やや遅ればせながら、週刊将棋7月18日号を読んだ。あれれ、と思ったのは10面のコラム「クローズ・アップ」で取り上げられた本間六段のプロフィールの紹介。引用してみる。
【ほんま・ひろし】1958年7月13日生まれ。大阪府池田市出身。森安秀光九段門。85年四段。93年五段。2003年現役引退。06年六段。
と、ここまでは、名前の読み、生年月日、出身地、棋士系統、昇段の記録など定番の情報である。そしてこう続く。
03年6月から06年3月まで将棋連盟関西研修会幹事。95年10月、文化庁「伝統文化活動国際化事業」の派遣棋士としてフランス・ドイツ・ベルギーにある支部を巡回訪問。98年渡米しアメリカ人将棋ファンと交流。99年5月国際交流基金の日本文化紹介事業の派遣棋士として北京と上海で中国人少年宮所属者に将棋講座を開講。
今まで、同紙の棋士のプロフィール紹介部分を真剣に読んだことはほとんどなかったが、上記には唸った。トーナメントプロとしてだけではなく、普及のキャリアにも触れているのは今までにもあったことだろうか。これを見ると、本間六段が、様々な国へ普及へ出かけていたことがわかって興味深い。98年の渡米は公務ではなくプライベート訪問なのだろうか。
この号には、羽生三冠のプロフィールも載っている。最近の号では、6月20日号にも載っている。これの違いがまた面白かった。まず、6月20日号10面のコラム「クローズアップ」のプロフィールを引用。

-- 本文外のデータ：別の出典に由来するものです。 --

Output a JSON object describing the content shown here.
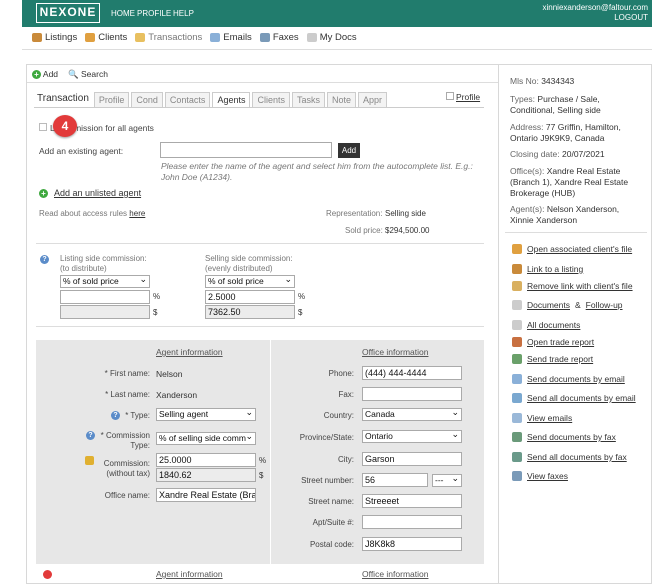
{
  "header": {
    "logo": "NEXONE",
    "nav": [
      "HOME",
      "PROFILE",
      "HELP"
    ],
    "user_email": "xinniexanderson@faltour.com",
    "logout": "LOGOUT"
  },
  "mainnav": [
    {
      "label": "Listings",
      "icon": "house-icon"
    },
    {
      "label": "Clients",
      "icon": "people-icon"
    },
    {
      "label": "Transactions",
      "icon": "folder-icon"
    },
    {
      "label": "Emails",
      "icon": "envelope-icon"
    },
    {
      "label": "Faxes",
      "icon": "fax-icon"
    },
    {
      "label": "My Docs",
      "icon": "document-icon"
    }
  ],
  "toolbar": {
    "add": "Add",
    "search": "Search"
  },
  "tabs": [
    "Transaction",
    "Profile",
    "Cond",
    "Contacts",
    "Agents",
    "Clients",
    "Tasks",
    "Note",
    "Appr"
  ],
  "active_tab": "Agents",
  "profile_link": "Profile",
  "commission_checkbox_label": "L… …mission for all agents",
  "add_existing_label": "Add an existing agent:",
  "add_button": "Add",
  "autocomplete_help": "Please enter the name of the agent and select him from the autocomplete list. E.g.: John Doe (A1234).",
  "add_unlisted": "Add an unlisted agent",
  "access_rules_text": "Read about access rules",
  "access_rules_link": "here",
  "representation_label": "Representation:",
  "representation_value": "Selling side",
  "sold_price_label": "Sold price:",
  "sold_price_value": "$294,500.00",
  "commission": {
    "listing_label": "Listing side commission:",
    "listing_sub": "(to distribute)",
    "listing_type": "% of sold price",
    "listing_pct": "",
    "listing_amt": "",
    "selling_label": "Selling side commission:",
    "selling_sub": "(evenly distributed)",
    "selling_type": "% of sold price",
    "selling_pct": "2.5000",
    "selling_amt": "7362.50",
    "pct_unit": "%",
    "amt_unit": "$"
  },
  "agent_info": {
    "title": "Agent information",
    "first_name_label": "* First name:",
    "first_name": "Nelson",
    "last_name_label": "* Last name:",
    "last_name": "Xanderson",
    "type_label": "* Type:",
    "type_value": "Selling agent",
    "comm_type_label": "* Commission Type:",
    "comm_type_value": "% of selling side comm",
    "commission_label": "Commission:",
    "commission_sub": "(without tax)",
    "commission_pct": "25.0000",
    "commission_amt": "1840.62",
    "office_name_label": "Office name:",
    "office_name": "Xandre Real Estate (Bra"
  },
  "office_info": {
    "title": "Office information",
    "phone_label": "Phone:",
    "phone": "(444) 444-4444",
    "fax_label": "Fax:",
    "fax": "",
    "country_label": "Country:",
    "country": "Canada",
    "province_label": "Province/State:",
    "province": "Ontario",
    "city_label": "City:",
    "city": "Garson",
    "street_number_label": "Street number:",
    "street_number": "56",
    "street_suffix": "---",
    "street_name_label": "Street name:",
    "street_name": "Streeeet",
    "apt_label": "Apt/Suite #:",
    "apt": "",
    "postal_label": "Postal code:",
    "postal": "J8K8k8"
  },
  "second_block": {
    "agent_title": "Agent information",
    "office_title": "Office information"
  },
  "badge": "4",
  "sidebar": {
    "mls_label": "Mls No:",
    "mls": "3434343",
    "types_label": "Types:",
    "types": "Purchase / Sale, Conditional, Selling side",
    "address_label": "Address:",
    "address": "77 Griffin, Hamilton, Ontario J9K9K9, Canada",
    "closing_label": "Closing date:",
    "closing": "20/07/2021",
    "office_label": "Office(s):",
    "office": "Xandre Real Estate (Branch 1), Xandre Real Estate Brokerage (HUB)",
    "agents_label": "Agent(s):",
    "agents": "Nelson Xanderson, Xinnie Xanderson",
    "links": [
      "Open associated client's file",
      "Link to a listing",
      "Remove link with client's file",
      "Documents",
      "Follow-up",
      "All documents",
      "Open trade report",
      "Send trade report",
      "Send documents by email",
      "Send all documents by email",
      "View emails",
      "Send documents by fax",
      "Send all documents by fax",
      "View faxes"
    ],
    "amp": "&"
  },
  "colors": {
    "header": "#217c6d",
    "badge": "#e23a3a"
  }
}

【はぶ・よしはる】1970年9月27日生まれ。埼玉県所沢市出身。二上達也九段門下。85年四段、94年九段。タイトル獲得66期(歴代2位)。現在王位・王座・王将の三冠。96年に七冠達成。朝日オープン将棋選手権では、前身の全日本プロ将棋トーナメントを含め25回中7回優勝。
続いて、7月18号の11面の特別企画のプロフィール欄。
【はぶ・よしはる】1970年9月27日生まれ。埼玉県所沢市出身。二上達也九段門下。
とここまでは同じ。ここからが結構6月18日号と異なる。
加藤一二三九段、谷川浩司九段に続き史上3人目の中学生プロ棋士。96年2月に七冠王達成。タイトル獲得66期(大山康晴十五世名人の80に次ぐ史上第2位)。棋戦優勝32回。現在王位・王座・王将の三冠。趣味は水泳とチェス。チェスは FIDE Master の称号を持つ強豪。
なかなか、記事の内容と、プロフィール欄が連動して変化しており、編集者の苦労が見える。
そのほか、20面に「大和証券杯のアクセス数」「北京市少年交流訪日団関西将棋会館を来訪」「東大将棋部がアジアの学生による国際将棋交流を企画」などのデータ記事、ベタ記事があり、21面のコラム「ロスタイム」で本間六段が「欧州普及に全力を尽くす」と書いているなど、将棋の海外普及に関心がある人にとっては必読の号となっている。
最後に比較のため、日本将棋連盟の本日現在の本間六段と、羽生三冠の棋士紹介欄へのリンクを張っておく。
普及の業績もプロフィール欄にあるべきではないだろうか。トッププロの羽生三冠にしてもNHK番組の「ようこそ先輩」「プロフェッショナル 仕事の流儀」などに出演実績があるし、著書「決断力」が将棋を普段指さないさまざまな層で読まれていることなども触れられていてもいいのではないだろうか、と思った。